BUICK CASCADA OFFERS TOP-FREE DRIVING FUN WITH ROOM ENOUGH FOR FOUR
I have owned only three in my life, and I don’t own one now, but convertibles still remain my favorite kind of car.
You can bet that if I ever win the lotto (hard to do when you don’t buy a ticket) one of my first purchase will be a convertible/cabriolet/droptop as a “second” car. (Probably not coincidentally, only one of the convertibles I have owned was when I was married. Just saying.)
As convertible sales began to decline and some manufacturers began dropping out of the segment, especially when it came to four-seater models classified as “affordable,” I was glad to see Buick step back in after a 25-year absence by bringing the Cascada to the U.S. from Poland, where it had been manufactured in its Opel plant in Gliwice, Poland, since 2013.

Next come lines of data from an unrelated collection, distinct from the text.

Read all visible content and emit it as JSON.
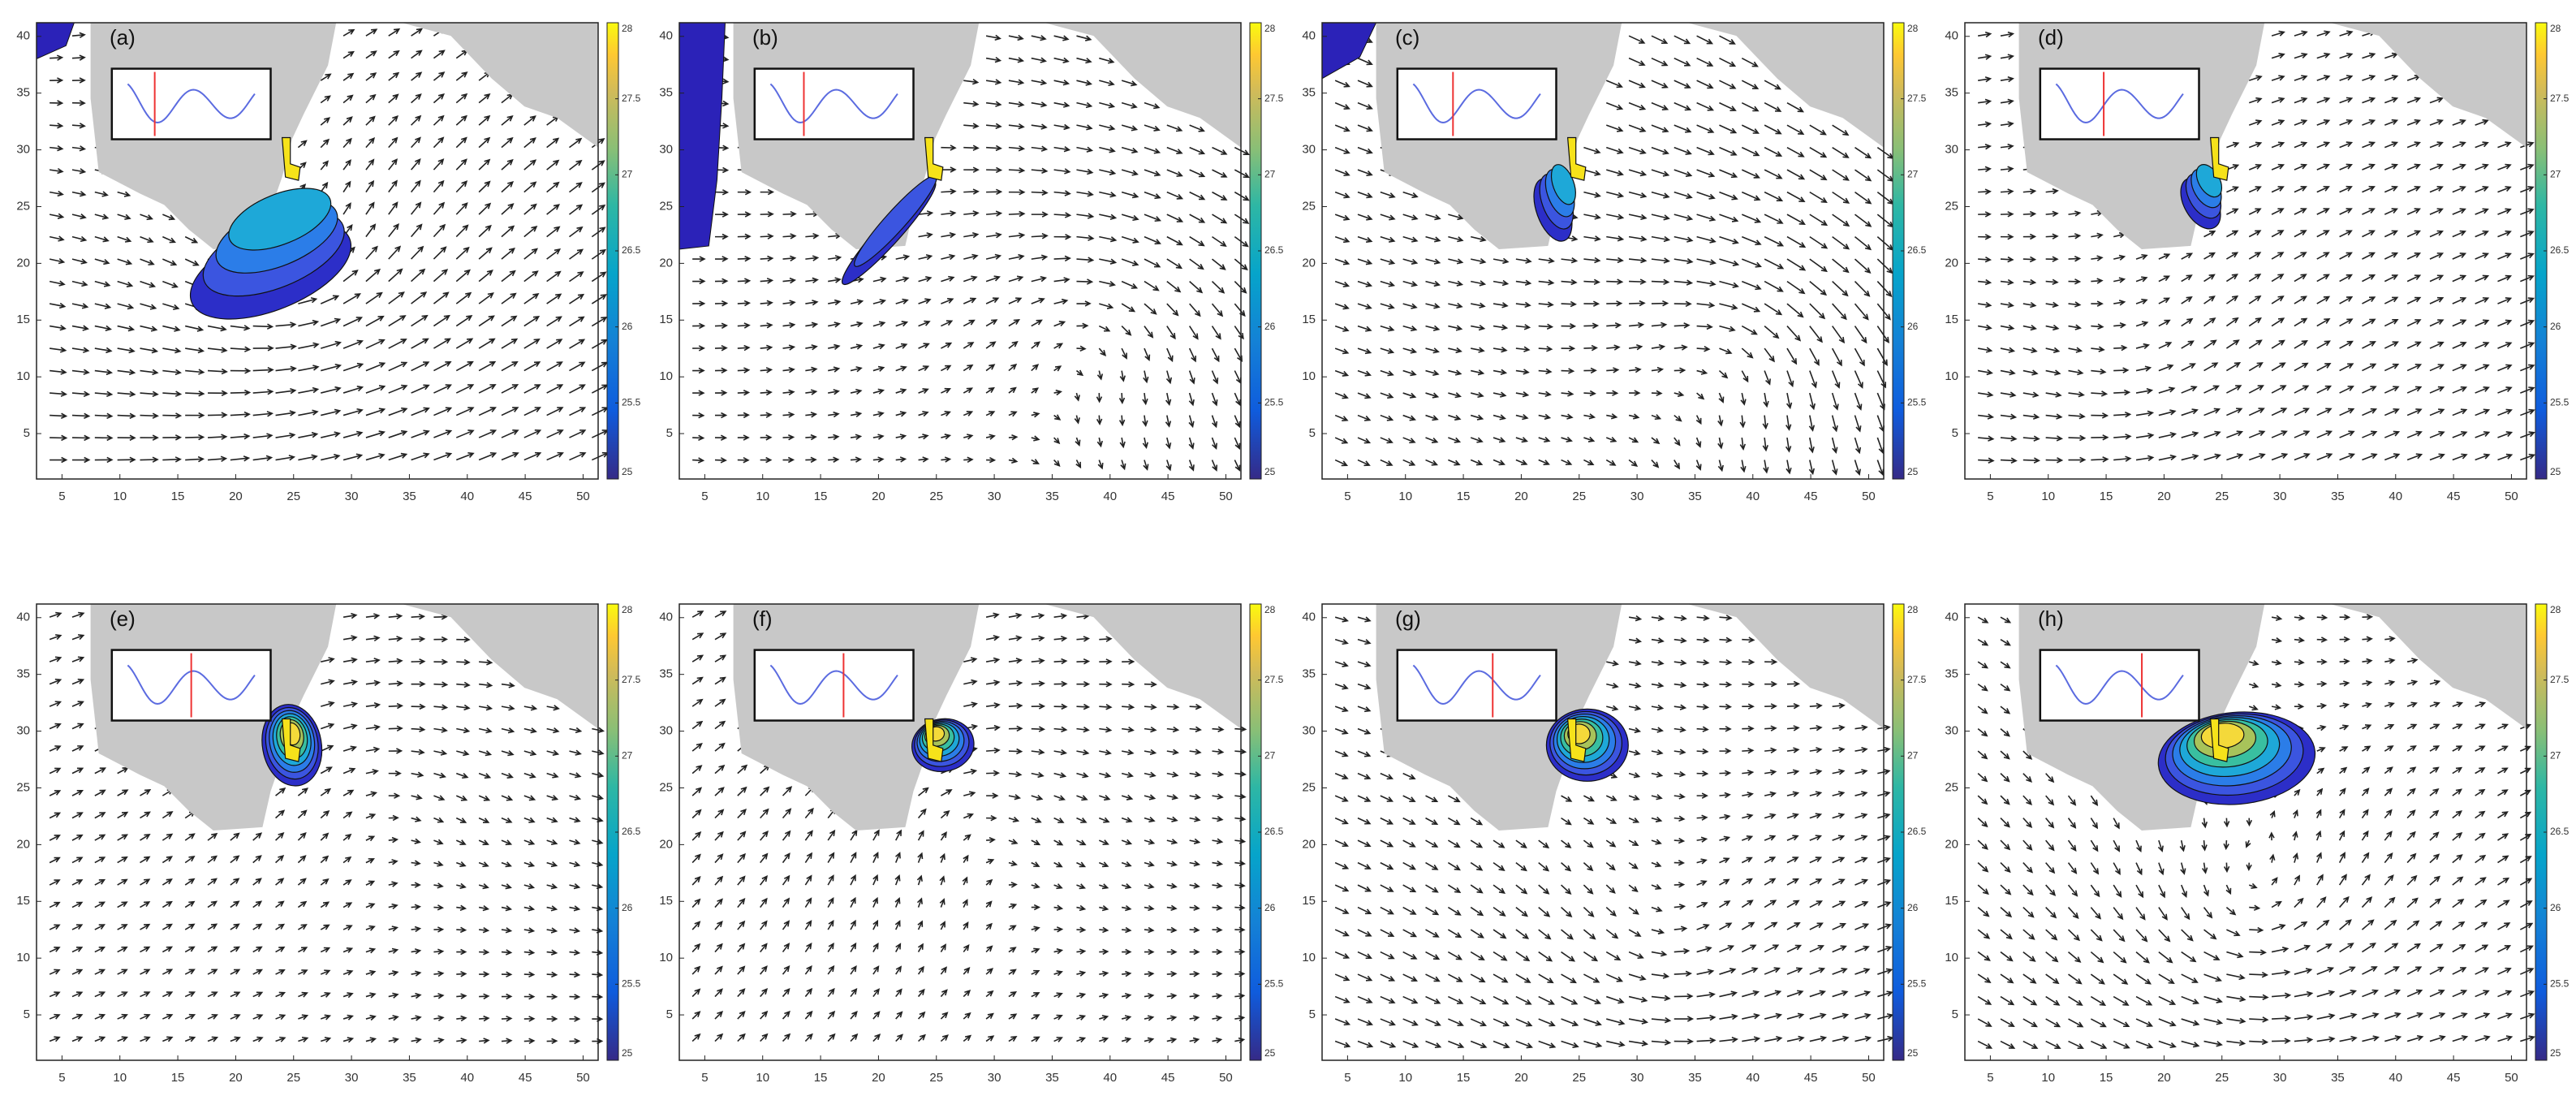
{
  "chart_data": [
    {
      "type": "quiver",
      "title": "(a)",
      "xlim": [
        2.8,
        51.3
      ],
      "ylim": [
        1,
        41.2
      ],
      "xticks": [
        5,
        10,
        15,
        20,
        25,
        30,
        35,
        40,
        45,
        50
      ],
      "yticks": [
        5,
        10,
        15,
        20,
        25,
        30,
        35,
        40
      ],
      "clim": [
        25,
        28
      ],
      "cticks": [
        25,
        25.5,
        26,
        26.5,
        27,
        27.5,
        28
      ]
    },
    {
      "type": "quiver",
      "title": "(b)",
      "xlim": [
        2.8,
        51.3
      ],
      "ylim": [
        1,
        41.2
      ],
      "xticks": [
        5,
        10,
        15,
        20,
        25,
        30,
        35,
        40,
        45,
        50
      ],
      "yticks": [
        5,
        10,
        15,
        20,
        25,
        30,
        35,
        40
      ],
      "clim": [
        25,
        28
      ],
      "cticks": [
        25,
        25.5,
        26,
        26.5,
        27,
        27.5,
        28
      ]
    },
    {
      "type": "quiver",
      "title": "(c)",
      "xlim": [
        2.8,
        51.3
      ],
      "ylim": [
        1,
        41.2
      ],
      "xticks": [
        5,
        10,
        15,
        20,
        25,
        30,
        35,
        40,
        45,
        50
      ],
      "yticks": [
        5,
        10,
        15,
        20,
        25,
        30,
        35,
        40
      ],
      "clim": [
        25,
        28
      ],
      "cticks": [
        25,
        25.5,
        26,
        26.5,
        27,
        27.5,
        28
      ]
    },
    {
      "type": "quiver",
      "title": "(d)",
      "xlim": [
        2.8,
        51.3
      ],
      "ylim": [
        1,
        41.2
      ],
      "xticks": [
        5,
        10,
        15,
        20,
        25,
        30,
        35,
        40,
        45,
        50
      ],
      "yticks": [
        5,
        10,
        15,
        20,
        25,
        30,
        35,
        40
      ],
      "clim": [
        25,
        28
      ],
      "cticks": [
        25,
        25.5,
        26,
        26.5,
        27,
        27.5,
        28
      ]
    },
    {
      "type": "quiver",
      "title": "(e)",
      "xlim": [
        2.8,
        51.3
      ],
      "ylim": [
        1,
        41.2
      ],
      "xticks": [
        5,
        10,
        15,
        20,
        25,
        30,
        35,
        40,
        45,
        50
      ],
      "yticks": [
        5,
        10,
        15,
        20,
        25,
        30,
        35,
        40
      ],
      "clim": [
        25,
        28
      ],
      "cticks": [
        25,
        25.5,
        26,
        26.5,
        27,
        27.5,
        28
      ]
    },
    {
      "type": "quiver",
      "title": "(f)",
      "xlim": [
        2.8,
        51.3
      ],
      "ylim": [
        1,
        41.2
      ],
      "xticks": [
        5,
        10,
        15,
        20,
        25,
        30,
        35,
        40,
        45,
        50
      ],
      "yticks": [
        5,
        10,
        15,
        20,
        25,
        30,
        35,
        40
      ],
      "clim": [
        25,
        28
      ],
      "cticks": [
        25,
        25.5,
        26,
        26.5,
        27,
        27.5,
        28
      ]
    },
    {
      "type": "quiver",
      "title": "(g)",
      "xlim": [
        2.8,
        51.3
      ],
      "ylim": [
        1,
        41.2
      ],
      "xticks": [
        5,
        10,
        15,
        20,
        25,
        30,
        35,
        40,
        45,
        50
      ],
      "yticks": [
        5,
        10,
        15,
        20,
        25,
        30,
        35,
        40
      ],
      "clim": [
        25,
        28
      ],
      "cticks": [
        25,
        25.5,
        26,
        26.5,
        27,
        27.5,
        28
      ]
    },
    {
      "type": "quiver",
      "title": "(h)",
      "xlim": [
        2.8,
        51.3
      ],
      "ylim": [
        1,
        41.2
      ],
      "xticks": [
        5,
        10,
        15,
        20,
        25,
        30,
        35,
        40,
        45,
        50
      ],
      "yticks": [
        5,
        10,
        15,
        20,
        25,
        30,
        35,
        40
      ],
      "clim": [
        25,
        28
      ],
      "cticks": [
        25,
        25.5,
        26,
        26.5,
        27,
        27.5,
        28
      ]
    }
  ]
}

The international influence on the Cascada is very promient. Its engine comes from Hungary, its transmission from Korea, and the major source of parts (33 percent) is Poland (where it continues to be manufactured) to only 7 per cent for U.S./Canada.
The 2016 Cascada was Buick’s first convertible since it ended production of the short-lived Reatta with the 1991 model. The Reatta had been offered in convertible form for the last two years of its existence after a four-year run as a coupe.
Its short run isn’t surprising. A two-seater, the Reatta kind of looked like a Corvette somebody had put together in the dark. Not so with the Cascada.
Though critics seem to have been very intent on emphasizing the Cascada’s shortcomings, convertible lovers apparently have welcomed it. According to the Buick PR folks, since its introduction the Cascada has outsold the BMW 2-Series convertible as well as the Audi A3 and A5 combined.
The issue may be how long that trend will continue. Sales for the first quarter of this year (GM has gone to quarterly reports over monthly) show 918 sold following numbers of 1,442 for the first quarter of 2017 and 1,3597 for the same time period in 2016.
If that pace should continue, it would project to 3,672 for the year compared to 5,595 for 2017 and 7,153 for 2016. (Numbers are from gmauthority.com).
Price no doubt has something to do with the Cascada’s early sales success. The Cascada carries an MSRP of under $40,000 and comes with many standard features that cost extra on competing makes, running their costs quickly into the $40,000 class if they didn’t start their already.
The 2018 Cascada is offered as the base (called simply Cascada), Premium, and Sport Touring models with the latter starting at $37,065. For that you get a 1.6-liter, turbocharged 4-cylinder engine that is mated to a 6-speed automatic transmission, rearview camera, lane-departure warning, front and rear parking assist, leather seats, premium 7-speaker sound system with navigation, fog lights, dual zone A/C, 4G LTE wi-fi hotspot, 20-inch wheels, and an acoustically and thermally insulated roof that provides a quiet, coupe-like ride when in place.
Despite the “Sport” label, the Cascada Sport Touring model is more suited for cruising around town or coasting along the highway than for sporty performance. Horsepower and torque numbers are solid enough (200 hp, 207 lb.-ft.), but that 4-banger has to move nearly two tons (3,979 pounds to be exact) of bulk.
Gas mileage figures are just OK — 21 miles-per-gallon city, 29 highway, and 24 combined — and premium fuel is recommended.
With all that standard equipment, the only extra on the Sport model I had for a week was a “Dark Effects Package” that included red stitching on the seats, doors, and dash and black trim in the same places plus gloss black mirror caps and grille. Cost for that was $125. Throw in the $925 delivery charge and the total came to a very competitive $38,115.
What I liked about the 2018 Buick Cascada: You can operate the top, raising or lowering, at speeds of up to 31 mph. This is especially a welcome feature if a late afternoon shower catches you by surprise. Its compact size (184.9 inches long with a wheelbase of 106.1 inches) makes it comfortable in tight surroundings.
What I didn’t like about the 2018 Buick Cascada: Operating the infotainment functions takes some getting used to, and the navigation screen is on the small side and not all that easy to reach to adjust. Rear vision is very restricted when the top is up. No keyless operation with push-button start is a real downer for me
Would I buy the 2018 Buick Cascada? Frankly, I am conflicted here. It is a convertible, after all, and I applaud Buick’s efforts to get back into the segment so that is very much in its favor with me. I just wish it had paid more attention to small things (like keyless operation). It seems like the intent was to keep MSRP below $40,000 at all costs (pun intended) even if that meant some features had to be eliminated. Considering the sparsity of four-seat convertibles, it’s worth a look if you’re in the market for a droptop suitable for a small family.